Now, you didn't share the function signature of responseDecodable, but for illustrative purposes, let us assume it was the following:

func responseDecodable<T: Decodable>(of dataType: T.Type = T.self, completion: @escaping (BasedResponse<T>) -> Void) {
    …
}

Then you can add a wrapper implementation:

func responseDecodable<T: Decodable>(of dataType: T.Type = T.self) async -> BasedResponse<T> {
    await withCheckedContinuation { continuation in
        responseDecodable(of: dataType) { result in
            continuation.resume(returning: result)
        }
    }
}

Clearly, if your responseDecodable was different, just modify that wrapper implementation accordingly. (Or let “Refactor” » “Add Async Wrapper” feature do this for you.) And if responseDecodable is from some library you cannot edit, do not worry: Just put your async rendition in an extension of its original type in your own codebase.

Anyway, you can now replace the incorrect checkExistingUser:

func checkExistingUser(email: String) async {
    self.isFetching = true
    let res = UserServiceImpl()
    
    res.checkExistingUser(email: email).responseDecodable(of: BasedResponse<UserExistModel>.self) { response in
        switch response.result { … }
    }
}

With a rendition that will await your new async implementation of responseDecodable:

func checkExistingUser(email: String) async {
    self.isFetching = true
    let res = UserServiceImpl()
    
    let response = await res.checkExistingUser(email: email).responseDecodable(of: BasedResponse<UserExistModel>.self)

    switch response.result { … }
}

You now have an implementation of checkExistingUser which will properly await the result.


Frankly, this process of wrapping a completion handler rendition with an async rendition is merely an interim solution.
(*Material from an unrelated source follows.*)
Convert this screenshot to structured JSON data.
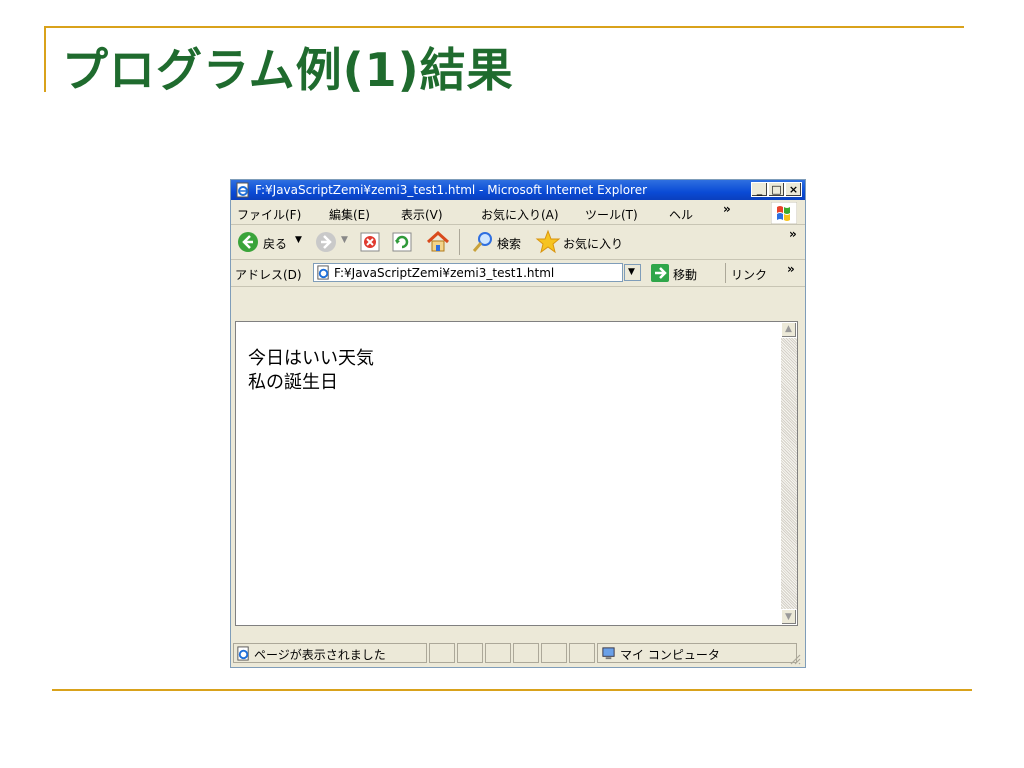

You really want to eventually retire all of your completion handler implementations, altogether. Personally, as advised in that video, the pattern I've used in my projects is as follows:

  • add an async wrapper rendition;
  • add a deprecation warning to the completion handler rendition;
  • fix all the calling points that are using the completion handler rendition to follow async-await patterns; and, when all done with that
  • go back and
    • refactor the completion handler rendition to follow async-await, itself
    • retire the wrapper rendition I wrote earlier

Note, I did not have a reproducible example of your issue, so I made some assumptions in the above. So, do not get bogged down in the details. The idea is to wrap/refactor your completion handler method with an async one that uses withCheckedContinuation (or withThrowingCheckedContinuation), and now you can await a function that formerly had a completion handler.